And the probability that they provide different values is one minus the above two.

Now, consider the condition of copying. And here let's assume that for each data item the copier has probability C to copy on that data item. And in this case, the probability that they provide the same true value is the probability that the copier copies times the probability that the original service provides the true value, plus the probability that the copier does not copy times the probability that the two sources independently provide this true value, the same true value. And similar for the same false value.

And finally, the probability that they provide different values is the probability that the copier does not copy times the probability that they independently provide different values.

So this inequation is showing that sharing the same values serve as positive evidence for copying and providing different values serve as [inaudible] evidence for copying. And actually we can proof of that sharing common false values is much stronger evidence for copying than sharing common true values.

So if we remove the assumption that the two sources have the same error rate, then this is what we have.

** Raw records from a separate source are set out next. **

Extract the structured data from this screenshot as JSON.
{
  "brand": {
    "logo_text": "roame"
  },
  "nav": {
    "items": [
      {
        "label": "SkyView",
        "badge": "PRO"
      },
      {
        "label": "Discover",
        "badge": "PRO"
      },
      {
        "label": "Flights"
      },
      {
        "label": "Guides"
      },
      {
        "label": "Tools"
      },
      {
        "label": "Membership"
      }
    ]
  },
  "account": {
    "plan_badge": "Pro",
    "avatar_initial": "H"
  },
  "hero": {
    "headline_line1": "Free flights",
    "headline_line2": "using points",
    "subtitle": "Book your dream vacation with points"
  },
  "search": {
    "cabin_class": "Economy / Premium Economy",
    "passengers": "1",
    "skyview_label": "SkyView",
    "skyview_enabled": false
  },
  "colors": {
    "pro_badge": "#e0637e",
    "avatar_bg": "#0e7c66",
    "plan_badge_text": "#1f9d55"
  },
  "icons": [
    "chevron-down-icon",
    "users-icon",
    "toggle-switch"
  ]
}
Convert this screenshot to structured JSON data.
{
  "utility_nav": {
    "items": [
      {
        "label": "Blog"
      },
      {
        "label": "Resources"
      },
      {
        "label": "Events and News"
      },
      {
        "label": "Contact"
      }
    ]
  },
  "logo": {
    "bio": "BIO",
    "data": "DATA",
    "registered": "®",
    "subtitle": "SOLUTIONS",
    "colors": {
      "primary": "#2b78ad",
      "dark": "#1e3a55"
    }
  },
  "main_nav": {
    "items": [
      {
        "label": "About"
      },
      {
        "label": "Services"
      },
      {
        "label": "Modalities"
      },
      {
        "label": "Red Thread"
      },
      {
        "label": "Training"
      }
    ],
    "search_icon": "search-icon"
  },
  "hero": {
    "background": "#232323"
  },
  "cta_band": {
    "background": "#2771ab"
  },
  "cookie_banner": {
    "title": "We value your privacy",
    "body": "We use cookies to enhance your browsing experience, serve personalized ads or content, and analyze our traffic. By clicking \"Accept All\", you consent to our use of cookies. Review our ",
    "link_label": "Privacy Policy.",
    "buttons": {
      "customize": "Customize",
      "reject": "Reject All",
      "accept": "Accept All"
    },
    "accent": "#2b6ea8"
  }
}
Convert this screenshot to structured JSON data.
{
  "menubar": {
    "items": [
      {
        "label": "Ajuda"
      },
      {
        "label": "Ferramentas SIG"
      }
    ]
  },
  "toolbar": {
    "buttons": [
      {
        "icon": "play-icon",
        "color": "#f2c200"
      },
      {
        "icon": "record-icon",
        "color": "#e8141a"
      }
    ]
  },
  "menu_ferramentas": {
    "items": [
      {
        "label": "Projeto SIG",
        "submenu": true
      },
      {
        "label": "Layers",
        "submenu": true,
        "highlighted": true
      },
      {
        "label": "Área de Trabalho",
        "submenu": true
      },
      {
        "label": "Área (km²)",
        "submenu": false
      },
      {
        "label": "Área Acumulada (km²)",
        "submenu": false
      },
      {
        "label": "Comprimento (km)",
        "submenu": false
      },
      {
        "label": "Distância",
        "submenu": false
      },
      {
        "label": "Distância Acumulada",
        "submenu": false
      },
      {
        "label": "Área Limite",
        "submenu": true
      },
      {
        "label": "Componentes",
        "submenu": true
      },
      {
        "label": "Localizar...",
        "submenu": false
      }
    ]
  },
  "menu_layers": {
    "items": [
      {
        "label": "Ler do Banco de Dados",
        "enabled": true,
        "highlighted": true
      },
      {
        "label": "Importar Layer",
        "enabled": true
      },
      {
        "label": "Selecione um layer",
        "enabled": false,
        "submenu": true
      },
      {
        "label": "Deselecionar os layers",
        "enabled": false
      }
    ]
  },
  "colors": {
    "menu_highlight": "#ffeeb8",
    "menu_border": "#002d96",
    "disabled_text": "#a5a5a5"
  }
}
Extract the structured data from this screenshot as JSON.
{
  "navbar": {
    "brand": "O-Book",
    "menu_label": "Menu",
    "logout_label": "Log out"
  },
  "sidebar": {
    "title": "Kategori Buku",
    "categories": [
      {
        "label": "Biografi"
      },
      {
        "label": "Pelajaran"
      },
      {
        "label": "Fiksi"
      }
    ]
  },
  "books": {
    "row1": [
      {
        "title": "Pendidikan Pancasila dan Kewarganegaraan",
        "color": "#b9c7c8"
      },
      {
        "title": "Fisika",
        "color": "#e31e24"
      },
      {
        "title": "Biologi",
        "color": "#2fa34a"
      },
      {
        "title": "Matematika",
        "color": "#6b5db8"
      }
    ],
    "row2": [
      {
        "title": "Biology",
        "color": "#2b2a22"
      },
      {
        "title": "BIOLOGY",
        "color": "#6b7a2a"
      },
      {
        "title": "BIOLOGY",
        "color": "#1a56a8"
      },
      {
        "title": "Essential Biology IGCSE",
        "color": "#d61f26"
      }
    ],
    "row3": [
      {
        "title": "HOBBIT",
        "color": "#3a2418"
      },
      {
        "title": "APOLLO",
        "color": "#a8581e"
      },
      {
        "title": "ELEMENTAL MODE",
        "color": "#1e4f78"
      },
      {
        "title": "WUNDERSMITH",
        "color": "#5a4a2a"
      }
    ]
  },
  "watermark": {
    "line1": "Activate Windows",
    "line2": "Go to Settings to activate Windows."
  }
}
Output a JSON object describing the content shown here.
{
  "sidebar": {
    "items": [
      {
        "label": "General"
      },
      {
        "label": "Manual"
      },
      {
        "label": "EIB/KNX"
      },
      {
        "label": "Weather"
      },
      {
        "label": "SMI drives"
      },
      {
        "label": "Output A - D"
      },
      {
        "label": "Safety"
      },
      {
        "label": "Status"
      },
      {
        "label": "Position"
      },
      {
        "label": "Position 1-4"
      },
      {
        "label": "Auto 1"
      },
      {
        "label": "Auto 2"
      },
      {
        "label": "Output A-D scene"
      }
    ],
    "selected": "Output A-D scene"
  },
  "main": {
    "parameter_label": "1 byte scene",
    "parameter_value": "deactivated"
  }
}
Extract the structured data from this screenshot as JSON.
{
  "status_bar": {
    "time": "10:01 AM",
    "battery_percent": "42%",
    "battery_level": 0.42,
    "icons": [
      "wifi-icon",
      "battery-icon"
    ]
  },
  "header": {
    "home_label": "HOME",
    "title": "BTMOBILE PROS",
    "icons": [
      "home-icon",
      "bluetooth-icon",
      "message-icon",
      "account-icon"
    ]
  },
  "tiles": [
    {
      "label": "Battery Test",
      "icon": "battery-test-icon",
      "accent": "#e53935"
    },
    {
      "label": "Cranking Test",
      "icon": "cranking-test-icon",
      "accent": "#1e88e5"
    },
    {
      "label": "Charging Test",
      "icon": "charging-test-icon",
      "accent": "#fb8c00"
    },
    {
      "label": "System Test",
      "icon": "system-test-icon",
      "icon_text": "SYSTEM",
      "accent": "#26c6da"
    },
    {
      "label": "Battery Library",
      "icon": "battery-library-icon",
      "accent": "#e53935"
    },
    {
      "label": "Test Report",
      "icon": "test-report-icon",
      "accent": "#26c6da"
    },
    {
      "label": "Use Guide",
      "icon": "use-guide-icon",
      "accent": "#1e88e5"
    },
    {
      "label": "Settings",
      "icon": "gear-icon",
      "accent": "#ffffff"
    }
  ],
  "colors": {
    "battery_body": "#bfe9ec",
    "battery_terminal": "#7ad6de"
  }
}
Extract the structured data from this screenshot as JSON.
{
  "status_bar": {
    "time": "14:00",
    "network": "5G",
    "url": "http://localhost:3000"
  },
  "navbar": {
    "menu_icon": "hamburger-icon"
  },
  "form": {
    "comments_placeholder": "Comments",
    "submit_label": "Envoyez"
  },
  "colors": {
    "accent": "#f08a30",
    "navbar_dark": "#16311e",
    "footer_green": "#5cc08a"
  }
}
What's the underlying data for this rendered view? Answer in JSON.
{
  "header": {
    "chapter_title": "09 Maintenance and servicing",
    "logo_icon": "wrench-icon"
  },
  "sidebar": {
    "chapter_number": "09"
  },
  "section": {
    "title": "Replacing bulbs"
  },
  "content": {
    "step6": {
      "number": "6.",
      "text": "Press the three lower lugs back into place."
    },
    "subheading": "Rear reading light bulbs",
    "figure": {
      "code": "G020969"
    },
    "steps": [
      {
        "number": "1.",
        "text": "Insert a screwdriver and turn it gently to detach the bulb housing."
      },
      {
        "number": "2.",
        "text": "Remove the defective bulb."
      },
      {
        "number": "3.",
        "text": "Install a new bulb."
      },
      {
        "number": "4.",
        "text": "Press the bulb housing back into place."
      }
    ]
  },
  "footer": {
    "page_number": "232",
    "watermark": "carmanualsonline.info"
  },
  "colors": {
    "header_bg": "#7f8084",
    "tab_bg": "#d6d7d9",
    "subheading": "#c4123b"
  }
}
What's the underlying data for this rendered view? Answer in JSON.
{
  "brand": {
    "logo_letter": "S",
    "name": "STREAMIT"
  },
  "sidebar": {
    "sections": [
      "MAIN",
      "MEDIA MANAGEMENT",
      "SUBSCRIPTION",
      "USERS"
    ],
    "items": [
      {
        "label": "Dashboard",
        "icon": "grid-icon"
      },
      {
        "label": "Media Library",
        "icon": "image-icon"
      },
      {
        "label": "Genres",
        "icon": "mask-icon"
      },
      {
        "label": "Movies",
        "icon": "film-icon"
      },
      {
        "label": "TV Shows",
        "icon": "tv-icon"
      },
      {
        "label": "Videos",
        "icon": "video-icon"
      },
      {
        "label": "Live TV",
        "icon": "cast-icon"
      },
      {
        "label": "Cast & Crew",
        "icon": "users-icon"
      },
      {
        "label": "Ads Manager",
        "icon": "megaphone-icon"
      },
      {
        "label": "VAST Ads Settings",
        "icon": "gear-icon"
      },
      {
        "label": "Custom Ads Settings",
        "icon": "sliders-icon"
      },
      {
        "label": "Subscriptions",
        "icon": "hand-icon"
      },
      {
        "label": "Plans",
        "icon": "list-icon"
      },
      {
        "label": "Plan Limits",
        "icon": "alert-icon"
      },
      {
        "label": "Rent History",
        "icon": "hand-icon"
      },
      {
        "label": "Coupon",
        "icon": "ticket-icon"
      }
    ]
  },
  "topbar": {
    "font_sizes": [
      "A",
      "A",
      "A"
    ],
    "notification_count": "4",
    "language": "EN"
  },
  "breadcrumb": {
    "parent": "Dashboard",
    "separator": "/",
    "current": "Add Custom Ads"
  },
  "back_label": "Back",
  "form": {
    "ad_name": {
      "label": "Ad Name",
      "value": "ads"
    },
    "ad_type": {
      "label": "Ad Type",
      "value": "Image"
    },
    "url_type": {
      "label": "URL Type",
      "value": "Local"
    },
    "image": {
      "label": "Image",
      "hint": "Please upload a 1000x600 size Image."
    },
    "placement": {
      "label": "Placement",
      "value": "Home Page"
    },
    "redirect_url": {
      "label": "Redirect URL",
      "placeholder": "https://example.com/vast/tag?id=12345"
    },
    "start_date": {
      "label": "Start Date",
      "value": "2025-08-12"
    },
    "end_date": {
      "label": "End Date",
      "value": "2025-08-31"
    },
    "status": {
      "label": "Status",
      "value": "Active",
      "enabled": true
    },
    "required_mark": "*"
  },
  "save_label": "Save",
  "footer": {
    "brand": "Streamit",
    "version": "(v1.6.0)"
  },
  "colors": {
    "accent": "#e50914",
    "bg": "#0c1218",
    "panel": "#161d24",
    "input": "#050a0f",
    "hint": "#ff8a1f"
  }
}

So note that this time we have different probabilities for different copy directions. And that's how we decide the copy direction.

For our example, we suspect copying between S1 and S3 because they share the same false author. And we suspect the copying between S3 and S2 because they share the same false name, book name, and similar for S3 and S4.

Note that the correctness of the data in itself is not enough in this example to show the copy direction. Okay. So this is the core technique. And we have made several extensions. First we extended by considering additional evidence.

In addition to correctness, we also consider the formatting of the data and also the coverage of the data. In our example, we find that S3 uses inconsistent formats for the author lists. So it is more likely to be a copier. And, on the other hand, the author list provided by S4 are subvalues of those provided by S3. So it is more likely to be a copier of S3.

Second, we expend this by considering correlated copying. And here let's -- so recall that we made the assumption that copying on different data items are independent. But this is seldom true in practice. In practice, a copier either copy the objects and copy all attributes of the objects or copy for a couple of attributes for all of the objects that they provide. So we call it by opted copying and by attribute copying. And we can actually benefit from this correlated copying.

Consider can these two cases where for both cases we have five objects, the key attribute and the four other attributes. So here S indicates the two sources provide the same value and D indicates they provide different values. And in both cases they provide 17 same values and 8 different values.

So which one looks more like copying? So we see that in this case S2 seems to provide the same data for all attributes of objects O1 to O3. And for other two objects provide different values. And -- but in this example, the same -- the shared values are dispersed among the objects. So this is more likely to have a copying.

So we massage these intuitions into Bayesian analysis, and on the other hand we also extend it by considering the updates. And we use the Hidden Markov

Model to reasoning about the update patterns. Okay.

So far all this is about reasoning between a pair of sources. Recall that we said there can be co-copying and transitive copying and we want to distinguish that from direct copying. And this would require some global analysis. So let me show you why this would be hard first.

Consider these three cases in all of which we have three sources where S1 provides values to V1 to V100, and where V81 to V100 are popular values.

On the other hand S2 copies V1 to 50 from S1 in all of these three cases.

In case one, S2 independently provides V101 to 130, and S3 copies 51 to 100 from S1 and 101 to 130 from S2. So it is multi-source copying.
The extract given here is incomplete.